I’m not alone in my feelings about this.
“The dossier is blandly described several times as ‘unverified allegations compiled’ by Mr. Steele,” writes Kimberley Strassel, dissecting the Mueller report for the Wall Street Journal.19
She goes on:
Once Mr. Mueller established that the dossier was a pack of lies, he should have investigated how it gained such currency at the highest levels of the FBI. Yet his report makes clear he had no interest in plumbing the antics of the bureau, which he led from 2001-13. Instead, he went out of his way to avoid the dossier and give cover to the FBI.20
This is not just a conservative viewpoint. Marcy Wheeler, a left-leaning civil liberties journalist who writes the Empty Wheel blog and has admitted that she contributed information to the Mueller investigation about someone she believed was a hostile actor to U.S. interests, raised the specter of misinformation back on March 6, 2017. Wheeler speculates that since the DNC hired Simpson, who then hired Steele, it was entirely possible that Russian intelligence agents learned about the DNC-Simpson-Steele relationship when they hacked the DNC. If that’s the case, then they knew Steele was working to gather anti-Trump material. And if they knew that, then they were in the perfect position to feed him bogus stories.
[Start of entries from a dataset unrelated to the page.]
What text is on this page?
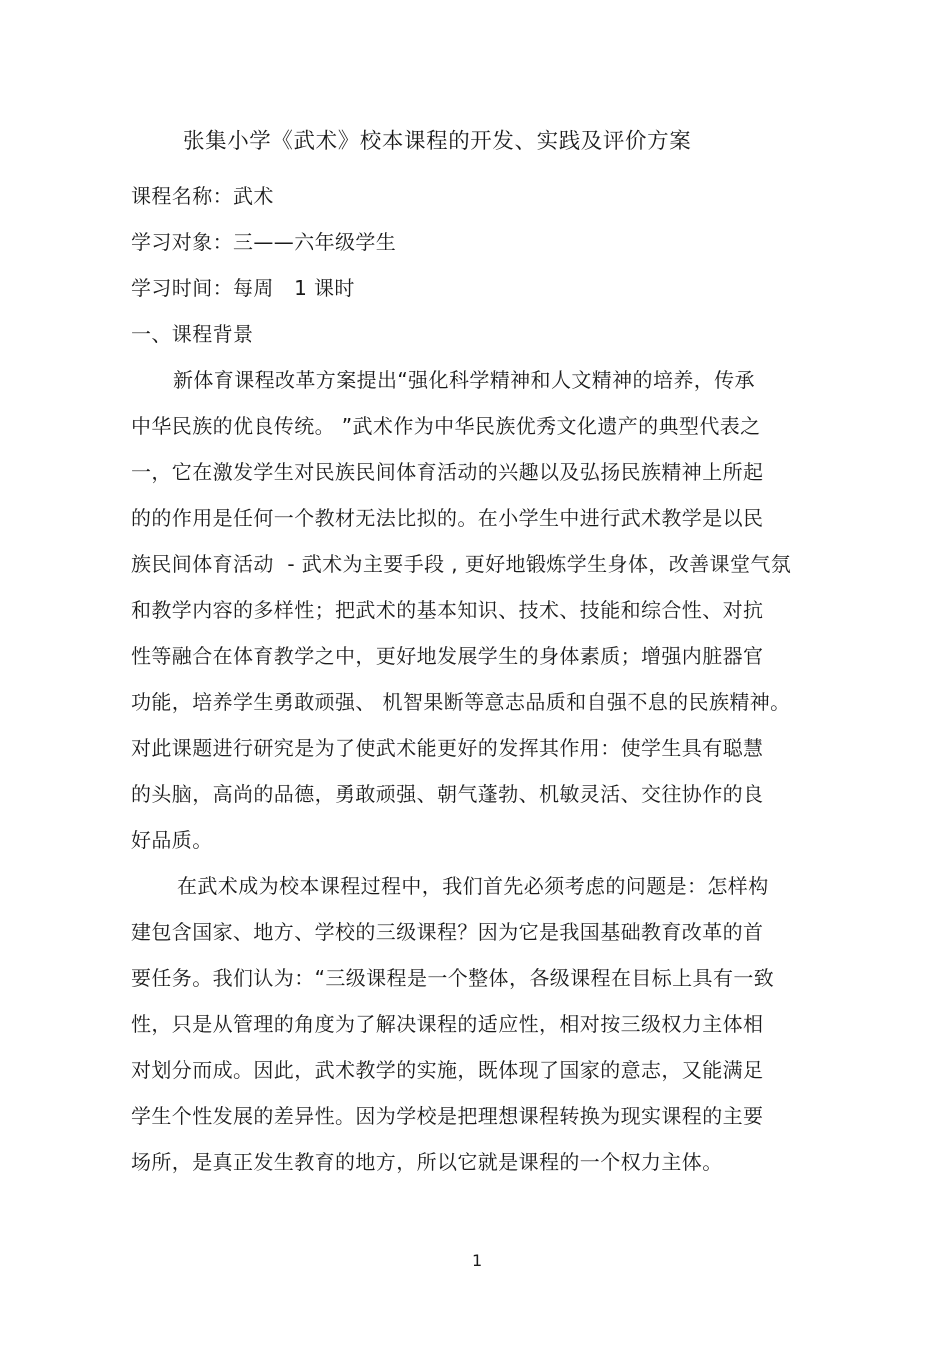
张集小学《武术》校本课程的开发、实践及评价方案
课程名称：武术
学习对象：三——六年级学生
学习时间：每周   1 课时
一、课程背景
新体育课程改革方案提出“强化科学精神和人文精神的培养，传承
中华民族的优良传统。 ”武术作为中华民族优秀文化遗产的典型代表之
一，它在激发学生对民族民间体育活动的兴趣以及弘扬民族精神上所起
的的作用是任何一个教材无法比拟的。在小学生中进行武术教学是以民
族民间体育活动  - 武术为主要手段 , 更好地锻炼学生身体，改善课堂气氛
和教学内容的多样性；把武术的基本知识、技术、技能和综合性、对抗
性等融合在体育教学之中，更好地发展学生的身体素质；增强内脏器官
功能，培养学生勇敢顽强、 机智果断等意志品质和自强不息的民族精神。
对此课题进行研究是为了使武术能更好的发挥其作用：使学生具有聪慧
的头脑，高尚的品德，勇敢顽强、朝气蓬勃、机敏灵活、交往协作的良
好品质。
在武术成为校本课程过程中，我们首先必须考虑的问题是：怎样构
建包含国家、地方、学校的三级课程？因为它是我国基础教育改革的首
要任务。我们认为：“三级课程是一个整体，各级课程在目标上具有一致
性，只是从管理的角度为了解决课程的适应性，相对按三级权力主体相
对划分而成。因此，武术教学的实施，既体现了国家的意志，又能满足
学生个性发展的差异性。因为学校是把理想课程转换为现实课程的主要
场所，是真正发生教育的地方，所以它就是课程的一个权力主体。
1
Also, Steele had been feeding memos on Russia to the State Department since 2009, according to multiple reports. Wheeler and others have wondered if, over the years, Russia had learned about Steele. Look, I’m speculating here. So is Strassel. So is Wheeler. Let’s be up front: our speculation is informed but unverified. Every single raw intelligence report Steele filed was unverified, too. And in twenty-twenty hindsight, it sure looks like Steele’s speculation was completely uninformed. Mueller’s crediting one group of unverified reports but discount
ing and dismissing others makes absolutely no sense. Sure, Steele may have helped the bureau previously. But “unverified” means unverified: nobody knew if the Trump-Russia information Steele provided was true.
And the warning signs about Steele were everywhere. He couldn’t even keep the basic details of his story straight when he told the State Department’s Kathleen Kavalec, just weeks before the first FISA warrant was sworn to by the FBI, that the “Russian consulate” in Miami had played a key role in the collusion scandal. The catch: there is no Russian consulate in Miami. And now it is clear, $35 million of investigatory legwork later, that the vast majority of those allegations cannot be proven, likely never happened, and are seemingly part of an active disinformation campaign.
Ironically, when Mueller fired off his brief letter to Attorney General William Barr on March 27, 2019, taking issue with Barr’s four-page report summary, he couched his complaints in what he tried to spin as his ultimate mission. Asserting that the public is confused about “critical aspects of” the investigation, he writes: “This threatens to undermine a central purpose for which the Department appointed the special counsel: to assure full public confidence in the outcome of the investigations.”21 (Emphasis added.)